It’s not that often that a recent graduate is able to dust off a school project and make it work in the real world.
But that’s exactly what David Sher, now publisher of Business Sense, a new quarterly publication that targets business students across Canada, was able to do.
While studying business at Ryerson Polytechnic University in Toronto, Sher and several of his classmates were assigned a business plan project. They came up with the prototype for a magazine that aimed to help business students get ahead. Their formula turned out to be a winner, receiving two national awards.

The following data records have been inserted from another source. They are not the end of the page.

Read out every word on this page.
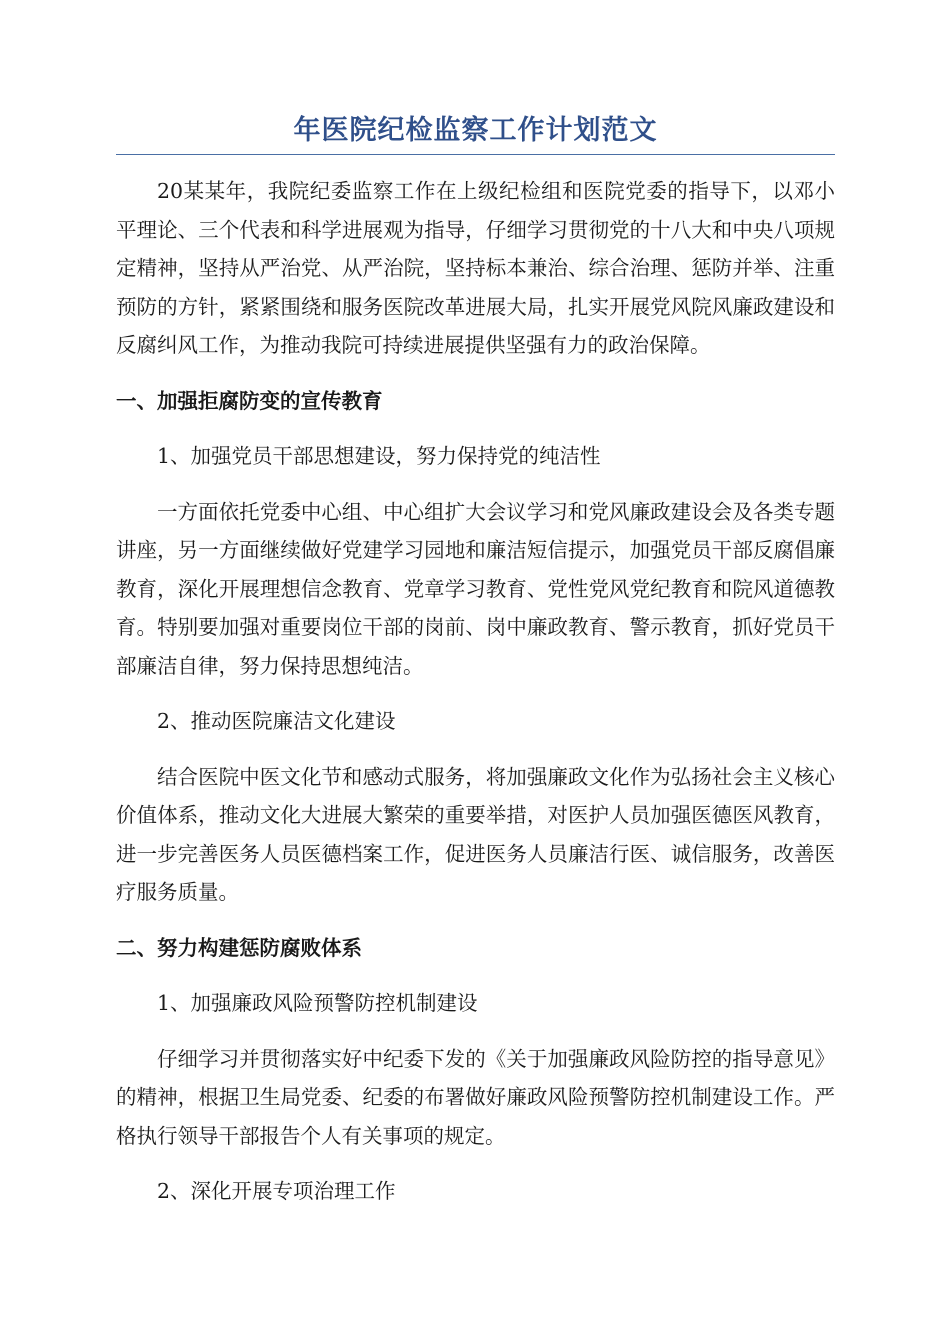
年医院纪检监察工作计划范文

20某某年，我院纪委监察工作在上级纪检组和医院党委的指导下，以邓小平理论、三个代表和科学进展观为指导，仔细学习贯彻党的十八大和中央八项规定精神，坚持从严治党、从严治院，坚持标本兼治、综合治理、惩防并举、注重预防的方针，紧紧围绕和服务医院改革进展大局，扎实开展党风院风廉政建设和反腐纠风工作，为推动我院可持续进展提供坚强有力的政治保障。

一、加强拒腐防变的宣传教育

1、加强党员干部思想建设，努力保持党的纯洁性

一方面依托党委中心组、中心组扩大会议学习和党风廉政建设会及各类专题讲座，另一方面继续做好党建学习园地和廉洁短信提示，加强党员干部反腐倡廉教育，深化开展理想信念教育、党章学习教育、党性党风党纪教育和院风道德教育。特别要加强对重要岗位干部的岗前、岗中廉政教育、警示教育，抓好党员干部廉洁自律，努力保持思想纯洁。

2、推动医院廉洁文化建设

结合医院中医文化节和感动式服务，将加强廉政文化作为弘扬社会主义核心价值体系，推动文化大进展大繁荣的重要举措，对医护人员加强医德医风教育，进一步完善医务人员医德档案工作，促进医务人员廉洁行医、诚信服务，改善医疗服务质量。

二、努力构建惩防腐败体系

1、加强廉政风险预警防控机制建设

仔细学习并贯彻落实好中纪委下发的《关于加强廉政风险防控的指导意见》的精神，根据卫生局党委、纪委的布署做好廉政风险预警防控机制建设工作。严格执行领导干部报告个人有关事项的规定。

2、深化开展专项治理工作
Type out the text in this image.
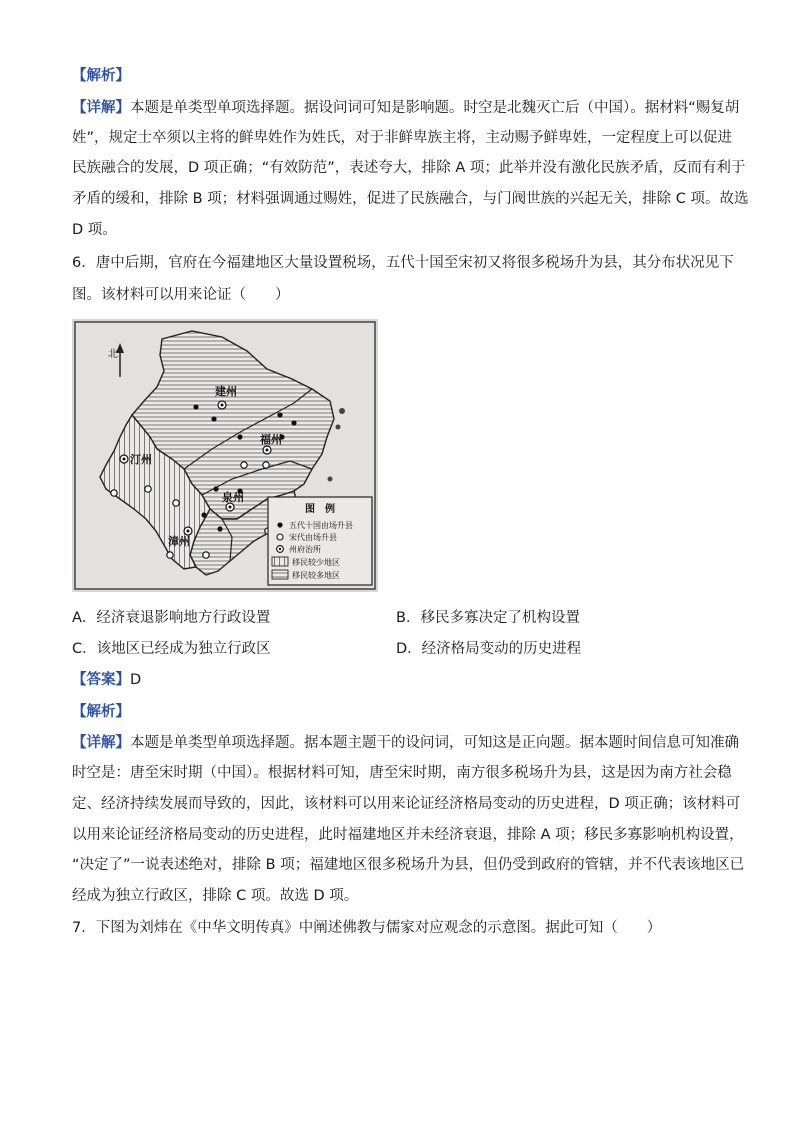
【解析】
【详解】本题是单类型单项选择题。据设问词可知是影响题。时空是北魏灭亡后（中国）。据材料“赐复胡
姓”，规定士卒须以主将的鲜卑姓作为姓氏，对于非鲜卑族主将，主动赐予鲜卑姓，一定程度上可以促进
民族融合的发展，D 项正确；“有效防范”，表述夸大，排除 A 项；此举并没有激化民族矛盾，反而有利于
矛盾的缓和，排除 B 项；材料强调通过赐姓，促进了民族融合，与门阀世族的兴起无关，排除 C 项。故选
D 项。
6．唐中后期，官府在今福建地区大量设置税场，五代十国至宋初又将很多税场升为县，其分布状况见下
图。该材料可以用来论证（　　）
北
建州
福州
汀州
泉州
漳州
图　例
五代十国由场升县
宋代由场升县
州府治所
移民较少地区
移民较多地区
A．经济衰退影响地方行政设置	B．移民多寡决定了机构设置
C．该地区已经成为独立行政区	D．经济格局变动的历史进程
【答案】D
【解析】
【详解】本题是单类型单项选择题。据本题主题干的设问词，可知这是正向题。据本题时间信息可知准确
时空是：唐至宋时期（中国）。根据材料可知，唐至宋时期，南方很多税场升为县，这是因为南方社会稳
定、经济持续发展而导致的，因此，该材料可以用来论证经济格局变动的历史进程，D 项正确；该材料可
以用来论证经济格局变动的历史进程，此时福建地区并未经济衰退，排除 A 项；移民多寡影响机构设置，
“决定了”一说表述绝对，排除 B 项；福建地区很多税场升为县，但仍受到政府的管辖，并不代表该地区已
经成为独立行政区，排除 C 项。故选 D 项。
7．下图为刘炜在《中华文明传真》中阐述佛教与儒家对应观念的示意图。据此可知（　　）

When Sher graduated two years ago, he decided to try launching the magazine for real. Although he admits he didn’t engage in any methodical, rigorous study, he did interview about 500 students across the country to help determine the editorial direction that the magazine should take.
Sher, who says the magazine’s mission is to ‘unite, inspire and educate’ business students, estimates there are about 120,000 post-secondary business students across Canada who share a similar set of values, attitudes and beliefs, but who aren’t aware of what’s going on at other schools. Nor are they taught everything they need to know in order to be a success in business.
The inaugural edition of Business Sense (which spells the ‘S’ in Sense with a dollar sign), was launched in March. It tries to address these concerns with features such as Internship Forum, intended to give students a career edge, and Grads Talk, comprising advice from business school graduates.
The main challenge with launching the magazine was figuring out the ins and outs of distribution. Getting a free publication into every business school across Canada is not easy, he points out. The Canadian academic world is cautious when it comes to bringing anything with advertising into the academic environment.
The magazine’s distribution method varies depending on the school, with a combination of in-class handouts, internal mailings to students, stands in high-traffic areas and the like.
Compared to the headache of distribution, convincing advertisers to come aboard was a piece of cake, says Sher. Advertisers in the first issue include such notables as IBM, CIBC, Price Waterhouse Coopers and Royal Bank. To national advertisers such as these, it makes sense to target this group of future executives, particularly since they’re so difficult to reach as a group through any other means, says Sher.
Sher says that, so far, most of the advertising has been for recruitment purposes. ‘Business students are perceived to be knowledgeable,’ he says. ‘They already have a business mindset and understand business issues.’
The magazine is now planning to expand its small sales department in order to expand beyond recruitment ads and go after advertisers who want to build a long-term relationship with future business leaders.